El complejo devenir económico ha sacado a la palestra temas que parecían relegados en un rincón a pesar de su importancia. Mucho se escribió sobre los orígenes de la crisis y sus consecuencias, pero hubo de ser una plataforma ciudadana -la PAH- harta de los abusos hipotecarios y del abandono de la administración la que forzó a la opinión pública a mirar hacia el modelo en que habitamos. En esas, han surgido algunas voces ensalzando las virtudes del alquiler, pero por mucho que se haya producido un cambio discursivo seguimos lejos de alcanzar unas tasas aceptables, como vienen reclamando muchos estudiosos desde hace años.
Los datos demuestran que la proporción de vivienda en propiedad sigue siendo muy alta en España (82’2% en 2011) según la Encuesta de Condiciones de Vida que cada año elabora el INE, y más todavía en la Comunitat Valenciana donde la vivienda en propiedad alcanza el 86’8% y el alquiler apenas llega al 13’2% (porcentaje que incluye la cesión gratuita). Seguimos lejos de la media europea.
Al contrario que en buena parte de Europa, las costumbres residenciales en el Sur han sido poco dadas a la vivienda de alquiler. Hasta fechas bien recientes hacer de un posible gasto de inversión un simple gasto corriente iba contra toda lógica. El sinónimo de progreso no solo era construcción, también propiedad. Y aquí parecía que el alquiler solo estaba permitido para situaciones provisionales (en las que encontramos estudiantes o jóvenes en situación laboral precaria) o insolventes.
Los rasgos del modelo residencial de un país puede darnos mucha información de las condiciones en las que se encuentran sus ciudadanos, y el nuestro se caracteriza por la propiedad, la elevada cantidad de segundas residencias y la baja movilidad residencial (Leal Maldonado, 2004). Un modelo en el cual la forma de acceso casi exclusiva a la vivienda es la propiedad dificulta la emancipación y requiere de un alto grado de solidaridad familiar.

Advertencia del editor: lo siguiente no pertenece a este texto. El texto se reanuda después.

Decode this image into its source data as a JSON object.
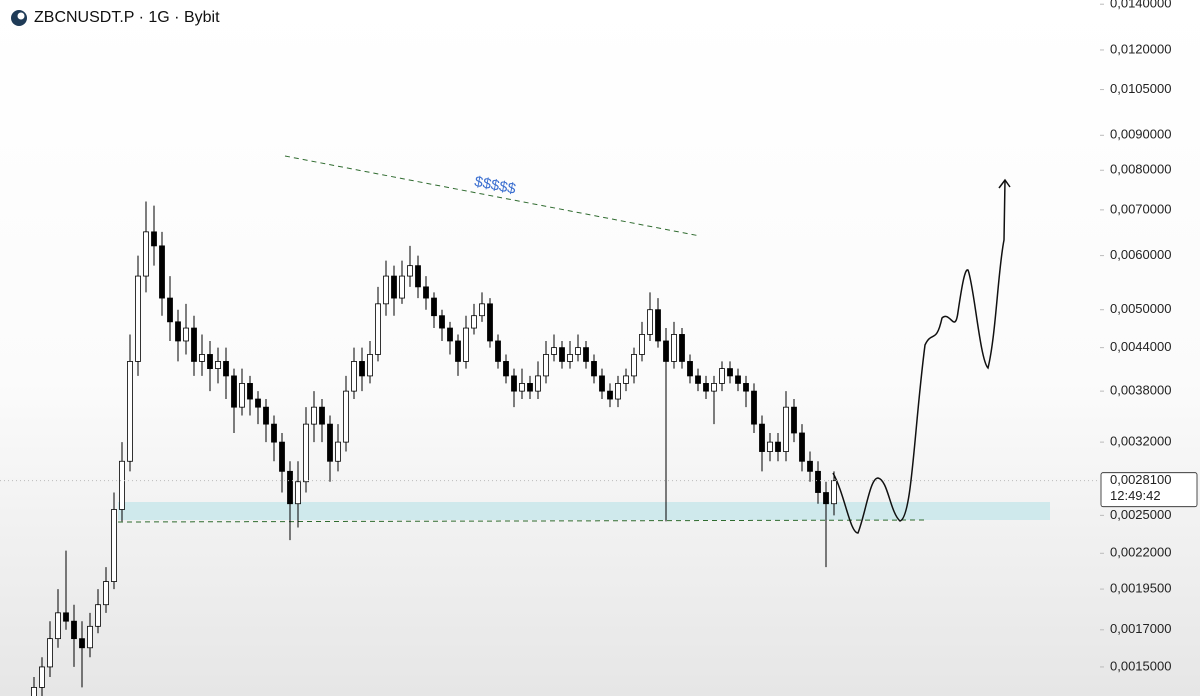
{
  "chart_data": {
    "type": "candlestick",
    "title": "ZBCNUSDT.P · 1G · Bybit",
    "log_scale": true,
    "grid": false,
    "up_color": "#ffffff",
    "down_color": "#000000",
    "wick_color": "#000000",
    "ylim": [
      0.00136,
      0.0142
    ],
    "yticks": [
      {
        "value": 0.014,
        "label": "0,0140000"
      },
      {
        "value": 0.012,
        "label": "0,0120000"
      },
      {
        "value": 0.0105,
        "label": "0,0105000"
      },
      {
        "value": 0.009,
        "label": "0,0090000"
      },
      {
        "value": 0.008,
        "label": "0,0080000"
      },
      {
        "value": 0.007,
        "label": "0,0070000"
      },
      {
        "value": 0.006,
        "label": "0,0060000"
      },
      {
        "value": 0.005,
        "label": "0,0050000"
      },
      {
        "value": 0.0044,
        "label": "0,0044000"
      },
      {
        "value": 0.0038,
        "label": "0,0038000"
      },
      {
        "value": 0.0032,
        "label": "0,0032000"
      },
      {
        "value": 0.0025,
        "label": "0,0025000"
      },
      {
        "value": 0.0022,
        "label": "0,0022000"
      },
      {
        "value": 0.00195,
        "label": "0,0019500"
      },
      {
        "value": 0.0017,
        "label": "0,0017000"
      },
      {
        "value": 0.0015,
        "label": "0,0015000"
      }
    ],
    "last_price": {
      "value": 0.00281,
      "label": "0,0028100"
    },
    "countdown": "12:49:42",
    "annotation": "$$$$$",
    "ohlc": [
      [
        0.00135,
        0.00145,
        0.0013,
        0.0014
      ],
      [
        0.0014,
        0.00155,
        0.00136,
        0.0015
      ],
      [
        0.0015,
        0.00175,
        0.00145,
        0.00165
      ],
      [
        0.00165,
        0.00195,
        0.0016,
        0.0018
      ],
      [
        0.0018,
        0.00222,
        0.0017,
        0.00175
      ],
      [
        0.00175,
        0.00185,
        0.0015,
        0.00165
      ],
      [
        0.00165,
        0.00175,
        0.0014,
        0.0016
      ],
      [
        0.0016,
        0.0018,
        0.00155,
        0.00172
      ],
      [
        0.00172,
        0.00195,
        0.00168,
        0.00185
      ],
      [
        0.00185,
        0.0021,
        0.0018,
        0.002
      ],
      [
        0.002,
        0.0027,
        0.00195,
        0.00255
      ],
      [
        0.00255,
        0.0032,
        0.00245,
        0.003
      ],
      [
        0.003,
        0.0046,
        0.0029,
        0.0042
      ],
      [
        0.0042,
        0.006,
        0.004,
        0.0056
      ],
      [
        0.0056,
        0.0072,
        0.0053,
        0.0065
      ],
      [
        0.0065,
        0.0071,
        0.0058,
        0.0062
      ],
      [
        0.0062,
        0.0065,
        0.0049,
        0.0052
      ],
      [
        0.0052,
        0.0056,
        0.0045,
        0.0048
      ],
      [
        0.0048,
        0.005,
        0.0042,
        0.0045
      ],
      [
        0.0045,
        0.0051,
        0.0043,
        0.0047
      ],
      [
        0.0047,
        0.0049,
        0.004,
        0.0042
      ],
      [
        0.0042,
        0.0046,
        0.004,
        0.0043
      ],
      [
        0.0043,
        0.0045,
        0.0038,
        0.0041
      ],
      [
        0.0041,
        0.0044,
        0.0039,
        0.0042
      ],
      [
        0.0042,
        0.0044,
        0.0037,
        0.004
      ],
      [
        0.004,
        0.0041,
        0.0033,
        0.0036
      ],
      [
        0.0036,
        0.0041,
        0.0035,
        0.0039
      ],
      [
        0.0039,
        0.004,
        0.0035,
        0.0037
      ],
      [
        0.0037,
        0.0038,
        0.0034,
        0.0036
      ],
      [
        0.0036,
        0.0037,
        0.0032,
        0.0034
      ],
      [
        0.0034,
        0.0035,
        0.003,
        0.0032
      ],
      [
        0.0032,
        0.0033,
        0.0027,
        0.0029
      ],
      [
        0.0029,
        0.003,
        0.0023,
        0.0026
      ],
      [
        0.0026,
        0.003,
        0.0024,
        0.0028
      ],
      [
        0.0028,
        0.0036,
        0.0027,
        0.0034
      ],
      [
        0.0034,
        0.0038,
        0.0032,
        0.0036
      ],
      [
        0.0036,
        0.0037,
        0.0032,
        0.0034
      ],
      [
        0.0034,
        0.0035,
        0.0028,
        0.003
      ],
      [
        0.003,
        0.0034,
        0.0029,
        0.0032
      ],
      [
        0.0032,
        0.004,
        0.0031,
        0.0038
      ],
      [
        0.0038,
        0.0044,
        0.0037,
        0.0042
      ],
      [
        0.0042,
        0.0044,
        0.0038,
        0.004
      ],
      [
        0.004,
        0.0045,
        0.0039,
        0.0043
      ],
      [
        0.0043,
        0.0054,
        0.0042,
        0.0051
      ],
      [
        0.0051,
        0.0059,
        0.0049,
        0.0056
      ],
      [
        0.0056,
        0.0058,
        0.0049,
        0.0052
      ],
      [
        0.0052,
        0.0059,
        0.0051,
        0.0056
      ],
      [
        0.0056,
        0.0062,
        0.0054,
        0.0058
      ],
      [
        0.0058,
        0.006,
        0.0052,
        0.0054
      ],
      [
        0.0054,
        0.0056,
        0.005,
        0.0052
      ],
      [
        0.0052,
        0.0053,
        0.0047,
        0.0049
      ],
      [
        0.0049,
        0.005,
        0.0045,
        0.0047
      ],
      [
        0.0047,
        0.0048,
        0.0043,
        0.0045
      ],
      [
        0.0045,
        0.0046,
        0.004,
        0.0042
      ],
      [
        0.0042,
        0.0049,
        0.0041,
        0.0047
      ],
      [
        0.0047,
        0.0051,
        0.0046,
        0.0049
      ],
      [
        0.0049,
        0.0053,
        0.0048,
        0.0051
      ],
      [
        0.0051,
        0.0052,
        0.0044,
        0.0045
      ],
      [
        0.0045,
        0.0046,
        0.0041,
        0.0042
      ],
      [
        0.0042,
        0.0043,
        0.0039,
        0.004
      ],
      [
        0.004,
        0.0041,
        0.0036,
        0.0038
      ],
      [
        0.0038,
        0.0041,
        0.0037,
        0.0039
      ],
      [
        0.0039,
        0.004,
        0.0037,
        0.0038
      ],
      [
        0.0038,
        0.0042,
        0.0037,
        0.004
      ],
      [
        0.004,
        0.0045,
        0.0039,
        0.0043
      ],
      [
        0.0043,
        0.0046,
        0.0042,
        0.0044
      ],
      [
        0.0044,
        0.0045,
        0.0041,
        0.0042
      ],
      [
        0.0042,
        0.0045,
        0.0041,
        0.0043
      ],
      [
        0.0043,
        0.0046,
        0.0042,
        0.0044
      ],
      [
        0.0044,
        0.0045,
        0.0041,
        0.0042
      ],
      [
        0.0042,
        0.0043,
        0.0039,
        0.004
      ],
      [
        0.004,
        0.0041,
        0.0037,
        0.0038
      ],
      [
        0.0038,
        0.0039,
        0.0036,
        0.0037
      ],
      [
        0.0037,
        0.004,
        0.0036,
        0.0039
      ],
      [
        0.0039,
        0.0041,
        0.0038,
        0.004
      ],
      [
        0.004,
        0.0044,
        0.0039,
        0.0043
      ],
      [
        0.0043,
        0.0048,
        0.0042,
        0.0046
      ],
      [
        0.0046,
        0.0053,
        0.0045,
        0.005
      ],
      [
        0.005,
        0.0052,
        0.0044,
        0.0045
      ],
      [
        0.0045,
        0.0047,
        0.00245,
        0.0042
      ],
      [
        0.0042,
        0.0048,
        0.0041,
        0.0046
      ],
      [
        0.0046,
        0.0047,
        0.0041,
        0.0042
      ],
      [
        0.0042,
        0.0043,
        0.0039,
        0.004
      ],
      [
        0.004,
        0.0041,
        0.0038,
        0.0039
      ],
      [
        0.0039,
        0.004,
        0.0037,
        0.0038
      ],
      [
        0.0038,
        0.004,
        0.0034,
        0.0039
      ],
      [
        0.0039,
        0.0042,
        0.0038,
        0.0041
      ],
      [
        0.0041,
        0.0042,
        0.0039,
        0.004
      ],
      [
        0.004,
        0.0041,
        0.0038,
        0.0039
      ],
      [
        0.0039,
        0.004,
        0.0036,
        0.0038
      ],
      [
        0.0038,
        0.0039,
        0.0033,
        0.0034
      ],
      [
        0.0034,
        0.0035,
        0.0029,
        0.0031
      ],
      [
        0.0031,
        0.0033,
        0.003,
        0.0032
      ],
      [
        0.0032,
        0.0033,
        0.003,
        0.0031
      ],
      [
        0.0031,
        0.0038,
        0.003,
        0.0036
      ],
      [
        0.0036,
        0.0037,
        0.0032,
        0.0033
      ],
      [
        0.0033,
        0.0034,
        0.0029,
        0.003
      ],
      [
        0.003,
        0.0031,
        0.0028,
        0.0029
      ],
      [
        0.0029,
        0.003,
        0.0026,
        0.0027
      ],
      [
        0.0027,
        0.0028,
        0.0021,
        0.0026
      ],
      [
        0.0026,
        0.0029,
        0.0025,
        0.00281
      ]
    ]
  }
}
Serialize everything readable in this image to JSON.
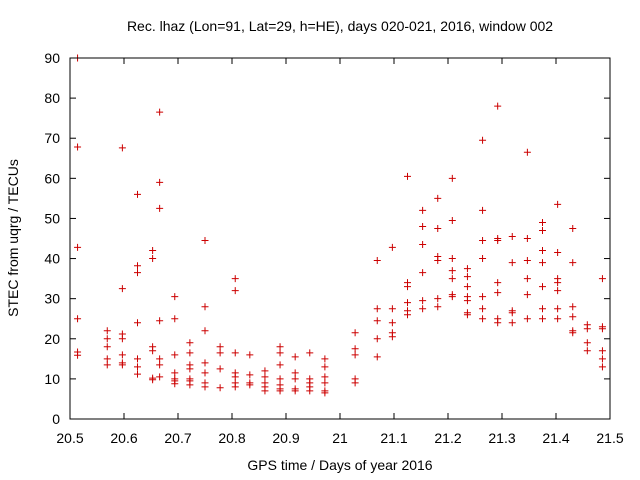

La solidaridad familiar no es más que una respuesta defensiva a las dificultades de un sistema que perjudica a la autonomía individual y al libre acceso a una vivienda. Esta solidaridad es la que hace que nuestros padres nos soporten décadas en casa y que cuando decidimos dar el salto a la independencia tengamos cierta seguridad para poder hacerlo. Pero esta actitud no se reduce a los jóvenes, hay otros ejemplos como la de los mayores que se ven obligados a habitar con sus hijos o la convivencia de hasta tres generaciones en una misma vivienda.
Durante un largo tiempo, la administración pública solo ha abastecido la necesidad de vivienda a través de la adquisición en propiedad. La incorporación de grandes grupos de jóvenes en edad laboral, el aumento continuo de la actividad de las mujeres y la necesidad de viviendas por parte de los inmigrantes que llegaban en búsqueda de trabajo generaron un flujo económico que se utilizó como la palanca a través de la que dar respuesta a las necesidades de vivienda: con hipotecas. Aquí, la originalidad de las políticas fue escasa y ni siquiera hubo un intento por copiar a nuestros vecinos del norte con propuestas de cooperativas de vivienda o creación de fondos inmobiliarios que promoviesen el alquiler.
Por ello, el cambio de modelo de la vivienda no solo depende de una cuestión discursiva, sino fundamentalmente de políticas y diseño del modelo de ciudades y pueblos que queremos. Los indicios (bajada del precio del alquiler, el ajuste de ingresos y rentas de los ciudadanos o los cambios en el concepto de la propiedad) que empiezan a verse podrían ser aprovechados desde las políticas públicas para un cambio de modelo, pero no da la impresión que se estén utilizando en ese sentido.
Un modelo residencial como el español que potencia la propiedad debilita la movilidad, genera una dificultad de emancipación e independencia y contribuye al endeudamiento de las familias y de los bancos, que además como hemos visto se acaba traduciendo en deuda pública.
El alquiler no solo resolvería un problema real de acceso a la vivienda, también sería otra forma de revitalizar edificios y espacios de la ciudad. La actuación de la administración pública sobre la ciudad no se puede quedar en las plazas e infraestructuras de transportes, las políticas tienen que ir más allá y mejorar la calidad de vida de los ciudadanos también en una forma de acceso a la vivienda que no comprometa su futuro en hipotecas.